A member of the Jacobin club, he became more involved in politics after the attempted flight attempt of Louis XVI, in June 1791. His activist fervor gained him a gruesome reputation for the coldness with which he would oversee massacres and executions during the Terror. At the same time, he also opened up a new school, named "Société des Jeunes Français". In the committee of public education he supported a new plan of national public instruction. He also submitted an economic project of "granaries of plenty", to fight against food scarcity and speculation on the grain and flour trade.

As the tension within the Jacobins mounted towards height of the Reign of Terror, he fell out of grace with Robespierre, who denounced him as an "intriguer despised by all".

During the Thermidor Reaction, he joined in the actions that lead to the arrest and execution of Robespierre, but this crisis was also the end of his political career. In April 1795 he was arrested as a conspirator and imprisoned in the fortress of Ham. He was released in October 1795, as part of an amnesty.

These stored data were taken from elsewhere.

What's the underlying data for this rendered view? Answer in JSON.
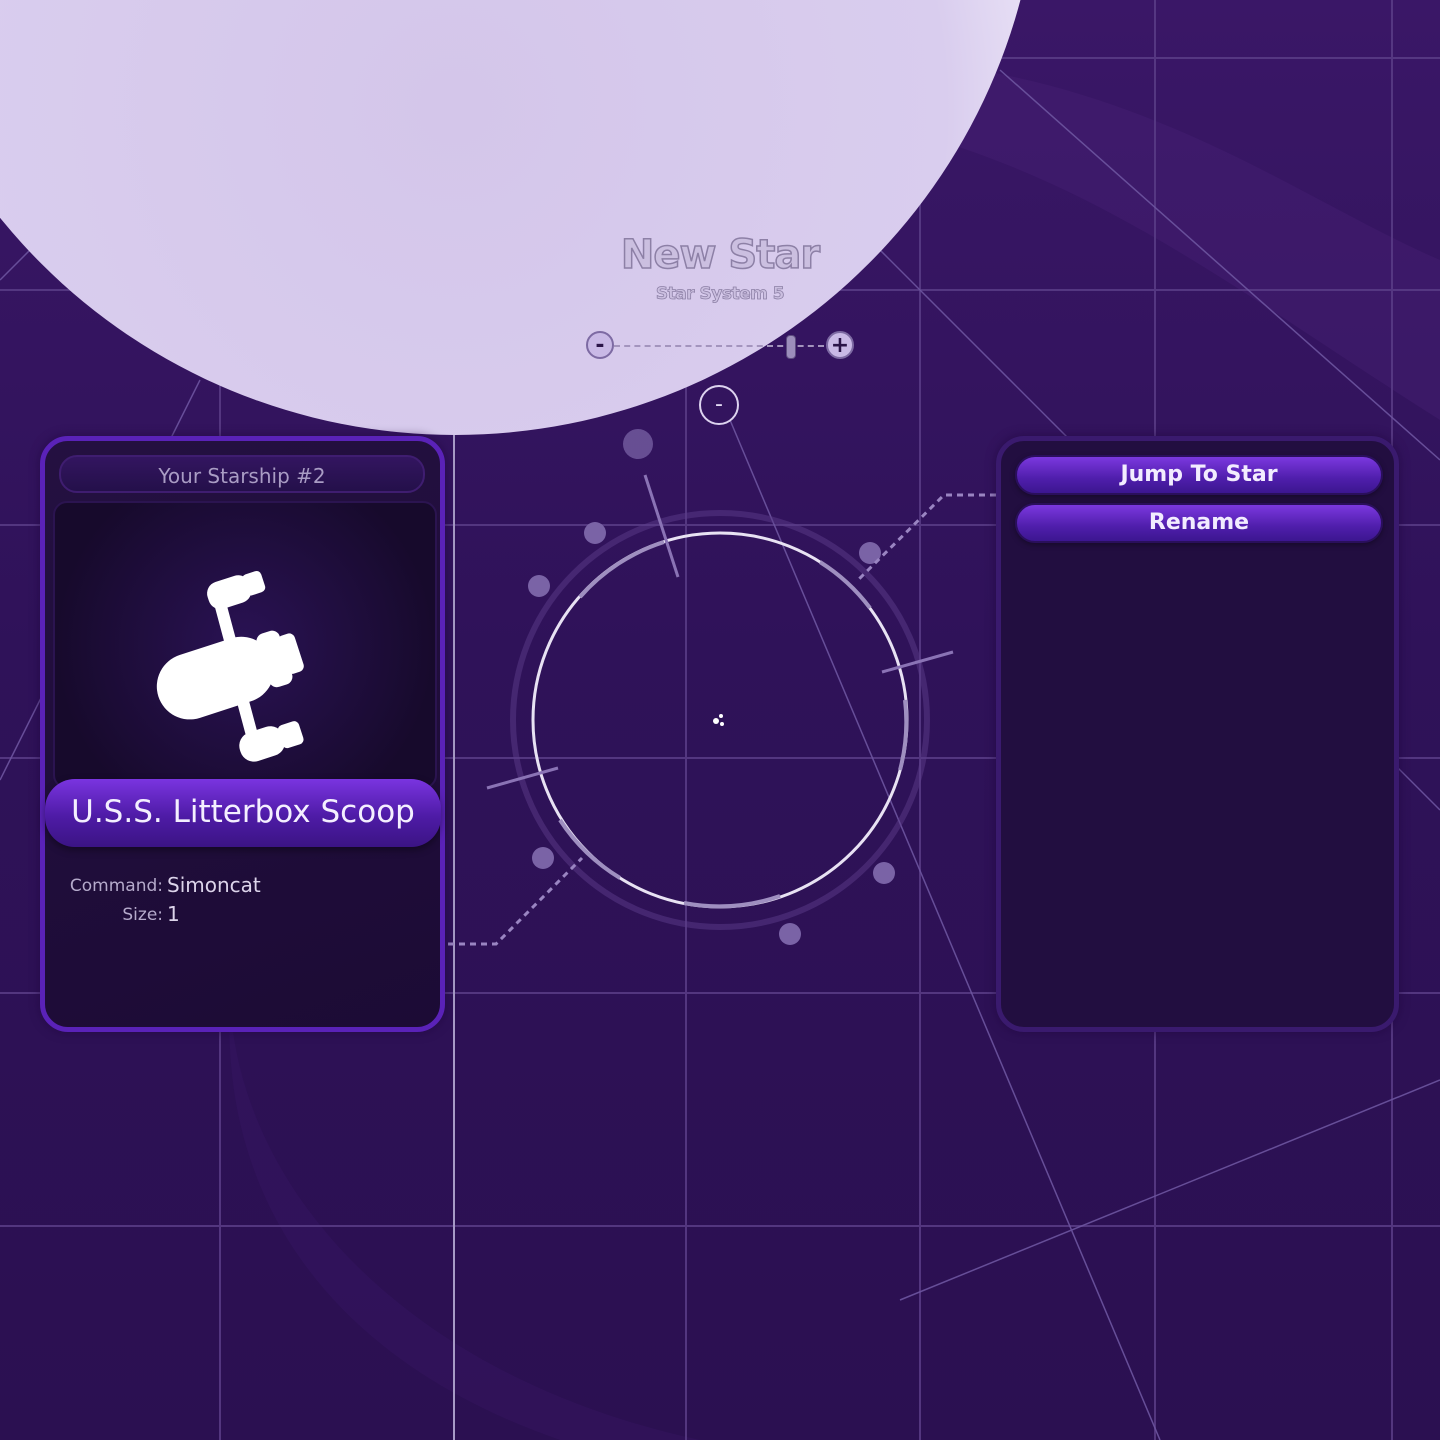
{
  "star": {
    "name": "New Star",
    "system": "Star System 5"
  },
  "zoom": {
    "minus_label": "-",
    "plus_label": "+",
    "level": 0.88,
    "collapse_label": "-"
  },
  "ship_panel": {
    "header": "Your Starship #2",
    "ship_name": "U.S.S. Litterbox Scoop",
    "ship_icon": "starship-icon",
    "command_label": "Command:",
    "command_value": "Simoncat",
    "size_label": "Size:",
    "size_value": "1"
  },
  "actions_panel": {
    "jump_label": "Jump To Star",
    "rename_label": "Rename"
  },
  "colors": {
    "background": "#2e1155",
    "star": "#e4dcf3",
    "panel_border": "#5a22b8",
    "button": "#6a2ad0"
  }
}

For the next few years, he would be entrusted several small administrative or diplomatic jobs, while he was still trying to propose a reform of education. Finally, in 1800 he abandoned these plans and managed to join the board of directors of the Toulon military hospital.

This position led him in the wake of the Grand Armée, as director of military hospitals, to Breslau (now Wrocław, Poland), where he died on May 29, 1807.